Insieme a lui andrebbero realmente, concretamente e materialmente ricordati coloro che per oltre un decennio, dal 1952 al 1963, lottarono per ristabilire correttezza amministrativa nella gestione del Comune e che andrebbero ringraziati per aver rischiato di persona possibili, pesanti e vendicative sanzioni. Ringraziarli tutti sarebbe impossibile, almeno in questa sede, ma dobbiamo necessariamente ricordare i vari Adamo De Fazi, Renato Galimberti, Ottorino Morbidelli, Alfredo Paolucci, Giulio Mignanti, Alessandro Grosselli, Francesco Mazzafoglia, Romolo Pennesi, Antonio Mellini ed infine, ma non per ultimo, Alessandro Vittori, unico Sindaco comunista di Allumiere. Insieme a loro, dirigenti della locale sezione del P.C.I., lottavano, fianco a fianco, Riccardo Rinaldi, Igino Stefanini e tanti altri dirigenti della locale sezione del PSI, unitamente a tanti altri comunisti, socialisti e democratici locali.

Furono tempi duri, anni difficili, anni in cui bisognava riguadagnare le libertà democratiche raggiunte con la vittoriosa guerra di Liberazione e nuovamente perse in quel decennio in cui fu necessario indossare ancora le famose scarpe rotte ed andare nuovamente a combattere per riconquistare la nostra bella primavera. Una volta il mite e profondo idealista Alfredo Paolucci disse che lui si sentiva tranquillo e pieno di felicità quando guardava il Faggeto e quando sapeva di essere una persona onesta, e quindi inattaccabile. Quella frase altro non era che la visione di una persona per bene, di un comunista che con una profonda semplicità rinvigoriva il pensiero Kantiano: “due cose riempiono l’animo di ammirazione e di venerazione sempre nuova e crescente, quanto più spesso e più a lungo la riflessione si occupa di esse: il cielo stellato sopra di me e la legge morale dentro di me”.

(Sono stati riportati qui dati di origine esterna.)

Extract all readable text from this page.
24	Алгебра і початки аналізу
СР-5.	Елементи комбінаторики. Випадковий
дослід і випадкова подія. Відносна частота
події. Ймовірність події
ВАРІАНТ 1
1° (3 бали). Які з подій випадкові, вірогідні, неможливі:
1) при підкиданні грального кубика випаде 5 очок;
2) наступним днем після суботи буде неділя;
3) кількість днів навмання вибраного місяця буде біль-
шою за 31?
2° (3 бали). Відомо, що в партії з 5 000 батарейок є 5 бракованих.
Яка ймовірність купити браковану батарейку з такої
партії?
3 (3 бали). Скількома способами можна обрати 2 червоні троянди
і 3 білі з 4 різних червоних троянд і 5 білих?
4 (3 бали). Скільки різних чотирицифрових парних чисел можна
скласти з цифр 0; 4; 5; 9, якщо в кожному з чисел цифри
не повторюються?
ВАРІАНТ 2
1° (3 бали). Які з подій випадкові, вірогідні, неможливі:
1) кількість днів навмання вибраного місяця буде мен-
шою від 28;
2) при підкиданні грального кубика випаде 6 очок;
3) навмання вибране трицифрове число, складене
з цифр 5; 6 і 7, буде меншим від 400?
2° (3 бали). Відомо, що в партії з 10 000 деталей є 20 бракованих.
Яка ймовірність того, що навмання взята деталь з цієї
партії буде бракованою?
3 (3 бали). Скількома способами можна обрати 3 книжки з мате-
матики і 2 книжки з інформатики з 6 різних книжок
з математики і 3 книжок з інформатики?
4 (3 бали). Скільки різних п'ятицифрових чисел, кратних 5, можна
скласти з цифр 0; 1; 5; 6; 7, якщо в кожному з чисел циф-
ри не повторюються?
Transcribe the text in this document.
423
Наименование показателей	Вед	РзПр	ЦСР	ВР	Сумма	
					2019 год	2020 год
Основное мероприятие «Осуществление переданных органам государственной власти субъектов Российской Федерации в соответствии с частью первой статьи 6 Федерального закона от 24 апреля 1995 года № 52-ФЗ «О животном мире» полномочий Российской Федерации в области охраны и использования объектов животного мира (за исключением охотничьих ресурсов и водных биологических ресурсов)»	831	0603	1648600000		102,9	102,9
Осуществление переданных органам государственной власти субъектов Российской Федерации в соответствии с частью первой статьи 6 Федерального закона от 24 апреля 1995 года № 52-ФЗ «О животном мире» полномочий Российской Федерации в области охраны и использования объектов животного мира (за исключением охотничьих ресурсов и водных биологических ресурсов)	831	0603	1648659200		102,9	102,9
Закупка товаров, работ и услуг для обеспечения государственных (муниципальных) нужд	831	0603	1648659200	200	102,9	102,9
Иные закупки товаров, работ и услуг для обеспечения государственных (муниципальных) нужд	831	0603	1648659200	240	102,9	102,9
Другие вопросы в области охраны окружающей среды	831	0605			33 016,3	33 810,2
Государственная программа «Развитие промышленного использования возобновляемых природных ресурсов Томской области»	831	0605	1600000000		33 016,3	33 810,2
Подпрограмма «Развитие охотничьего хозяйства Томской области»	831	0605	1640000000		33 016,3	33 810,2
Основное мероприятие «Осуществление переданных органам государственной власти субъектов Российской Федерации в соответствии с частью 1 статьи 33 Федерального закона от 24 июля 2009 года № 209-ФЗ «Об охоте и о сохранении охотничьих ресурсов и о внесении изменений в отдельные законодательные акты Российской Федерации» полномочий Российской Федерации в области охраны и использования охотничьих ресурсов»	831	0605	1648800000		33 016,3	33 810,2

Quegli uomini, quella nuova umanità riportarono dignità in un paese nel quale si lavorava solo se si era in linea con il pensiero del capo e dove i licenziamenti dal posto di lavoro venivano richiesti e pilotati dal potere, dove nessuno aveva il coraggio di opporsi, se non quelli ai quali dovremmo pure, una volta per tutte, riconoscere i meriti nella crescita sociale, civile ed economica di Allumiere. Anche perché la democrazia e gli aneliti all’uguaglianza, se non opportunamente esercitati e reiterati nel nostro agire quotidiano, ci portano sì a predicare l’uguaglianza ma a volerla solo con chi è più ricco e potente di noi. Si rischia di dare credito e corpo al detto di Marcello, l’amico di Amleto, quando afferma che c’è del marcio in Danimarca e di perdere di vista il vero senso delle cose, di smarrire il nostro essere parte sensibile dell’universo. Sarà solo una energica presa di coscienza, pur se inframezzata da momenti di assoluto svago e divertimento, a farci capire se c’è, come realmente c’è, del marcio che ci circonda.